E’ su questo aspetto che il procuratore aggiunto Alfredo Robledo e il pm Paolo Filippini stanno lavorando. Tant’è che giovedì sono stati sentiti due testimoni, forse funzionari regionali, alla ricerca di elementi utili per consolidare la ricostruzione di questa sorta di nuova ‘tangentopoli’.
Secondo inquirenti e investigatori, da quanto si è appreso, un ruolo di peso, quasi da ”centro di riferimento”, l’avrebbe avuto il bresciano Nicoli Cristiani, politico del Pdl che fino al 2010 è stato assessore prima all’Ambiente e poi al Commercio.
Nicoli Cristiani è finito in carcere lo scorso novembre per aver intascato una mazzetta da 100 mila euro , cifra che corrisponde ai contanti trovati a casa sua,  da un imprenditore bergamasco Leoluca Locatelli, per la realizzazione di una discarica nel Cremonese.
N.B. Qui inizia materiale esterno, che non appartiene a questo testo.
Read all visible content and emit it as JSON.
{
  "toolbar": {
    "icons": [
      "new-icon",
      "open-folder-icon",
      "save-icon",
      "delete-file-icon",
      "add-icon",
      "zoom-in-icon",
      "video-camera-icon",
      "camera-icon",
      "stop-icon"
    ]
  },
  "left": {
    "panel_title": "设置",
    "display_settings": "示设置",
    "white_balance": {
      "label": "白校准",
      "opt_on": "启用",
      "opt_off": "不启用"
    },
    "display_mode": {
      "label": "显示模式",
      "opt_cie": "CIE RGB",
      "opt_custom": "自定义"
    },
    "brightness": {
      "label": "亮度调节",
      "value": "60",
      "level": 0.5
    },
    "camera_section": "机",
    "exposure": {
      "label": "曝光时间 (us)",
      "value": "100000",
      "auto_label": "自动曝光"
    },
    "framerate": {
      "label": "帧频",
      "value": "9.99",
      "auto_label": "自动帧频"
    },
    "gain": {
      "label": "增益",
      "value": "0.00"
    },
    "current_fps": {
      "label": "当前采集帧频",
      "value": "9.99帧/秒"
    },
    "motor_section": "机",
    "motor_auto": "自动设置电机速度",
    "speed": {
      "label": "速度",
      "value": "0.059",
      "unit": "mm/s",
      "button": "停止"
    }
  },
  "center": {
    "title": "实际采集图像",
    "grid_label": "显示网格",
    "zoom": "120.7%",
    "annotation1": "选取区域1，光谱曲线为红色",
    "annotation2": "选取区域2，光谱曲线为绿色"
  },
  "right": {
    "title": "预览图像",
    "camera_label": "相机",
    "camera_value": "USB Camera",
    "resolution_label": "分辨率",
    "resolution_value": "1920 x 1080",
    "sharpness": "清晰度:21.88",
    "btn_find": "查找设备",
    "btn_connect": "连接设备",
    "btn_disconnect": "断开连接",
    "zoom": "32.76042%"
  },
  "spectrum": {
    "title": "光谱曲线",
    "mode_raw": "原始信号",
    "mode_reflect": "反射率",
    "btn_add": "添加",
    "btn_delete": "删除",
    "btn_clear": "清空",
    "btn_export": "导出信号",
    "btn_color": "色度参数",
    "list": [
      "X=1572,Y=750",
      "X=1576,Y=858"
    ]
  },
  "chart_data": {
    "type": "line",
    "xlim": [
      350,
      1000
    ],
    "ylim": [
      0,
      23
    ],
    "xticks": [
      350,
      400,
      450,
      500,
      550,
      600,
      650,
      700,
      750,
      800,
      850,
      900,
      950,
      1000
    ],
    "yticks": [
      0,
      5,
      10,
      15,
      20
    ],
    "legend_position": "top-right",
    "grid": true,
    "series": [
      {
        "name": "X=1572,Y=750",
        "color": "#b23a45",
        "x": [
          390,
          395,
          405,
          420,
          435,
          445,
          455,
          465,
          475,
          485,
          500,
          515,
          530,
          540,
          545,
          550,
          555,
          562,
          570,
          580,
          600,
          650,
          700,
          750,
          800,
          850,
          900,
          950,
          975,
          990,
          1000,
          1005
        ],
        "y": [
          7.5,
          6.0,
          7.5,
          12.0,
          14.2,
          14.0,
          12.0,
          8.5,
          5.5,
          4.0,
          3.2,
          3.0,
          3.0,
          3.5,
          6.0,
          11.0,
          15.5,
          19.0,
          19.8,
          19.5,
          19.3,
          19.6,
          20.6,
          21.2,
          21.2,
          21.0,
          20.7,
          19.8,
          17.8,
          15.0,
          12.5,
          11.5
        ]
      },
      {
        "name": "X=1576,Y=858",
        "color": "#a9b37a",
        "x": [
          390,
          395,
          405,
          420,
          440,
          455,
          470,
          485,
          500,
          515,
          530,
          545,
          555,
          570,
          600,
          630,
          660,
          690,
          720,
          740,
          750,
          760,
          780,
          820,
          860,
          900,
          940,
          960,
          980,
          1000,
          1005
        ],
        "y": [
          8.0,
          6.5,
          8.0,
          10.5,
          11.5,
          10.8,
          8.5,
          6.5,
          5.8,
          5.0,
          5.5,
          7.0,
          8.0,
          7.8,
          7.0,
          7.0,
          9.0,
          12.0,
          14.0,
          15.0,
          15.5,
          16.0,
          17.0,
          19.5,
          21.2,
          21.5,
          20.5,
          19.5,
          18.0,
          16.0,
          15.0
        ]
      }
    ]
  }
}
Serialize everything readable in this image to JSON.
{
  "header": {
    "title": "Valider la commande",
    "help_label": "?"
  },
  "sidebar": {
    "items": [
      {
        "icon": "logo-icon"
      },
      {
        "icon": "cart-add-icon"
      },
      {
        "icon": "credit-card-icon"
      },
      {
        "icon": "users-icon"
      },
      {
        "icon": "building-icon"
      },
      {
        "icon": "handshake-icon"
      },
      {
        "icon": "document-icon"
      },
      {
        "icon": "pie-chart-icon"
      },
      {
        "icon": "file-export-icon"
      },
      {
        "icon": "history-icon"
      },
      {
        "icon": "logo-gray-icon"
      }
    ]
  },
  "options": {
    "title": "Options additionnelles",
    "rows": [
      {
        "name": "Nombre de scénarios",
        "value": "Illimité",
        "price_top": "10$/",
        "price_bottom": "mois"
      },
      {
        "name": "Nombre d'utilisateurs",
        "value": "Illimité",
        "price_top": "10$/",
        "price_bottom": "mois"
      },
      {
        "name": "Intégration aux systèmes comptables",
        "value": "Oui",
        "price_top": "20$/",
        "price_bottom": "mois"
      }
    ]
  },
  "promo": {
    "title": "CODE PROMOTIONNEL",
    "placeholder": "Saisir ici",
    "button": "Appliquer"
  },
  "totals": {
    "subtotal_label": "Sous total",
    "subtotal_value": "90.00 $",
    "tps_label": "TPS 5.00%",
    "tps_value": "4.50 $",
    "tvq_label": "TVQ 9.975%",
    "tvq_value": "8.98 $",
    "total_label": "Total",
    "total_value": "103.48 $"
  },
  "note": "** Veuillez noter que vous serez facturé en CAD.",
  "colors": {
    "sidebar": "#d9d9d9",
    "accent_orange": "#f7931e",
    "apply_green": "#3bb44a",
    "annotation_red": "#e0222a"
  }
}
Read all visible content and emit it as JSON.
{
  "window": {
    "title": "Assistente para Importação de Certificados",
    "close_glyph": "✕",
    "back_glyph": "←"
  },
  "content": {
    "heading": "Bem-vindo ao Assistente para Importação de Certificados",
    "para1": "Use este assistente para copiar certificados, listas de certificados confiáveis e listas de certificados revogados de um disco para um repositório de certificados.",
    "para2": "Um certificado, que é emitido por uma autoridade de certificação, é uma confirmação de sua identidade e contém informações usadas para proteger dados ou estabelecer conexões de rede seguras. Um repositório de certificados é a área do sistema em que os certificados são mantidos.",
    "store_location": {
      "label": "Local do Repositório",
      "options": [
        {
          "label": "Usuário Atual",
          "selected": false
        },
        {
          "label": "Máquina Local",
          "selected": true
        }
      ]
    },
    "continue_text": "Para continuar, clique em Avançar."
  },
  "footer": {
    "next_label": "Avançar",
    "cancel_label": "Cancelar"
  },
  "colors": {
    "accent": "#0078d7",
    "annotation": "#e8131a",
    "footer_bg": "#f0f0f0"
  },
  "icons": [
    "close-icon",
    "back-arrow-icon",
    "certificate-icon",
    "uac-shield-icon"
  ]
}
I pm milanesi hanno però scoperto che quelle banconote non provengono dall’imprenditore.
Da qui l’ombra di un’altra tangente, su cui si stanno cercando riscontri per capire se possa inserirsi nell’inchiesta a carico di Boni e di una ventina di persone, tra ‘collettori’ di mazzette, come l’architetto Michele Ugliola, politici locali e imprenditori, tra cui l’immobiliarista Luigi Zunino e il veronese Francesco Monastero.
A chiamare in causa la ‘coppia’ Boni (ex assessore all’Edilizia)-Nicoli Cristiani è stato Ugliola(un altro degli indagati). Ha messo a verbale che fu lui a muoversi per conto di Zunino e ad ‘agganciare’ Boni per fare ottenere all’immobiliarista le autorizzazioni necessarie per portare avanti progetti immobiliari a Pioltello, nell’area ex Falck e in quella di Santa Giulia. Era il 2007 e, stando sempre al verbale, Boni avrebbe garantito il via libera sulle tre aree anche per conto di Nicoli Cristiani. Il tutto in cambio di circa 1,8 milioni di euro.
Soldi promessi, ma mai arrivati completamente. Alla fine Boni e Ghezzi avrebbero incassato 300 mila euro, di cui 100 mila da Monastero per un centro commerciale nel Pavese. In quello che gli inquirenti definiscono un ”convegno di assessorati” avrebbe svolto un ruolo anche Massimo Buscemi, in passato assessore alle Risorse Idriche e poi alla Cultura, decaduto con il rimpasto di Giunta di qualche settimana fa. A tirarlo in ballo ancora una volta Ugliola che ha detto di aver discusso di mazzette con Boni e Buscemi.
Il difensore di Nicoli, l’avvocato Piergiorgio Vittorini, ha assicurato che al suo assistito non è stata avanzata alcuna contestazione che riguarda l’ipotizzato ‘sistema Pdl-Lega’ e che sono stati da lui consegnati documenti ”per provare che le banconote ritrovate erano di provenienza lecita”.
Intanto per Ugliola e per suo cognato Gilberto Leuci si profila una nuova contestazione, quella di bancarotta fraudolenta, per il fallimento della Tema Engineering e Tema Consulting, le due società dalle quali avrebbero dirottato 2 milioni e 377 mila euro, cifra di cui si sarebbero appropriati indebitamente.
Proprio dagli atti di questo filone di indagine vengono a galla gli ‘affari’ delle due società: nel corso degli anni, come si legge nel documento, hanno emesso fatture per operazioni inesistenti per circa sei milioni di euro in gran parte a favore di Santa Giulia srl e di Risanamento, all’epoca di Luigi Zunino, per progetti legati all’area Montecity-Rogoredo e Falck, e a Sile Costruzioni, la società legata a Monastero.
Affari, come ha messo a verbale tempo fa Leuci (ha ricordato anche la ‘truffa’, tra il 2002 e il 2004, al gruppo Caprotti e ormai prescritta), in cui Ugliola teneva i rapporti con i politici e lui ‘rastrellava’ il denaro dagli imprenditori o dai proprietari dei terreni garantendo in cambio i permessi per costruire o quant’altro.